For those who went the extra mile and bought the 2-disc version, the whole process of the goings on behind the scenes is elaborated upon in the second disc, along with the history of Sweeney Todd. First up is the Sweeney Todd Press Conference, which is a very funny and engaging twenty minutes. Tim Burton, Johnny Depp, Helena Bonham Carter, Alan Rickman, Timothy Spall, and Richard Zanuck are all on hand for this one, answering questions and being good sports about it.
For those wanting to know the story behind the man, there's Sweeney Todd is Alive - The Real History of the Demon Barber of Fleet Street. It's an average documentary on the origins of Sweeney Todd, and whether the man did indeed exist or not. The doc also takes a look at some crimes committed by people who likely inspired the legend.
On the musical side, there's Musical Mayhem - Sondheim's Sweeney Todd, which is more or less an interview with Stephen Sondheim about his musical's origin. Sondheim also discusses the changes he made to the score when it came to the transition to the big screen, and how he enjoyed working with Burton.
Sweeney's London focuses on the visuals in the film, taking a peek at London during the Industrial Revolution through experts and period drawings.
The Making of Sweeney Todd is probably the weaker of the extras, as it comes off as your typical EPK fluff, with material that's repeated from other areas on the disc.

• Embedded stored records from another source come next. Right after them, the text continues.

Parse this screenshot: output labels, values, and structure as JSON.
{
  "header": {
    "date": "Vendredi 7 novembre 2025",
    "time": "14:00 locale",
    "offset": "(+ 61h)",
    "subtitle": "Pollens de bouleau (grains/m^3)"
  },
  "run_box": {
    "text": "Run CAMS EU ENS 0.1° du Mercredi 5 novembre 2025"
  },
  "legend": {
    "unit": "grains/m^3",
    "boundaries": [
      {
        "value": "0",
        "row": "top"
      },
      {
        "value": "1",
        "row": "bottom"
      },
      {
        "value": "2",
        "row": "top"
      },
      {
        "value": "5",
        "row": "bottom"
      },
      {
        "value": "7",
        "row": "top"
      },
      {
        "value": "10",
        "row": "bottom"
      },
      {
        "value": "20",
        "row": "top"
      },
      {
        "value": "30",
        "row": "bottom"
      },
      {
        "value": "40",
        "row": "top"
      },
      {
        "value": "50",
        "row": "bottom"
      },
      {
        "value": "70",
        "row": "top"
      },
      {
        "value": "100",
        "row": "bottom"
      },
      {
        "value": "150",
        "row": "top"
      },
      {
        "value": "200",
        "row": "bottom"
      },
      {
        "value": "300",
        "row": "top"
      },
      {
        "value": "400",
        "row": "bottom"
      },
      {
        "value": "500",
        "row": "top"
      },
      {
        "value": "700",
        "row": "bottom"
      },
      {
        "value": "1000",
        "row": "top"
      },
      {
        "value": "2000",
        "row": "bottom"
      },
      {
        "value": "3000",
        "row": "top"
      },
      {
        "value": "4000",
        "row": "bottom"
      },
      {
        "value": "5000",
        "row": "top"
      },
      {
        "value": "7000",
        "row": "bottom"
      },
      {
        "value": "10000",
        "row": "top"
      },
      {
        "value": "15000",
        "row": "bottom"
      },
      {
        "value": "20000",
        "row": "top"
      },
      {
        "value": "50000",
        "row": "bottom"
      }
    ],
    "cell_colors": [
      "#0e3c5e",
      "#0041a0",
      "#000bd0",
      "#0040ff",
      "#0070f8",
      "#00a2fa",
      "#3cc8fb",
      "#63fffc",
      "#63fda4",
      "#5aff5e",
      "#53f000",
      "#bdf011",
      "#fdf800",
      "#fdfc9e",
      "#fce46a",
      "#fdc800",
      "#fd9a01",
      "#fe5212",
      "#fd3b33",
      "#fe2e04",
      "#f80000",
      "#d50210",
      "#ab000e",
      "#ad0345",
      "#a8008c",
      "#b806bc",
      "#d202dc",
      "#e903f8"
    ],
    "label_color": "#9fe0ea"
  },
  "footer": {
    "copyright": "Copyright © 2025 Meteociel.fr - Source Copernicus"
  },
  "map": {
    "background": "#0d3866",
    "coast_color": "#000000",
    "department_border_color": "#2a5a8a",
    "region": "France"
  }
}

Grand Guignol - A Theatrical Tradition centres on the real theatre in France that was active from 1897 to 1962, which was known for it's naturalistic horror shows. The theatre and its plays basically inspired much of today's horror writers and directors, and was certainly an influence on Burton.
Designs For A Demon Barber covers the wardrobe aspect of the film, namely Sweeney Todd himself. Longtime Burton collaborators Colleen Atwood and Dante Ferretti provide much of the meat for the feature, along with Burton and some design drawings that are simply gorgeous.
For special effects nut such as myself, there's A Bloody Business, which talks about the prosthetics used in the film, with footage almost entirely from the effects workshop.
Depp and Burton get together again with Moviefone Unscripted with Tim Burton and Johnny Depp. This 11-minute clip has the two answering questions submitted by Moviefone customers, and while some aren't much in terms of generating much thought from the duo, there are a couple that make Depp and Burton work for answers.
Finally, we get two photo galleries, one of which is entitled The Razor's Refrain and is set to music from the film, and the theatrical trailer for the film.
For those itching for something really extra, be on the lookout for the FYE Exclusive, which is the 2-disc edition packed in a Steelbook case. The rest of us will have to settle for the slipcase adorned with razors.
After the so-so responses to his previous couple of films, Burton has come back with a sweet little gem that should please fans of the musical, and horror fanatics looking for something a little different. Again, folks who aren't big on music mixed with their mayhem aren't likely to be won over with this offering, but what's here should please those who do. Top it off with a great selection of extras, and you have a DVD set worth shelling out for.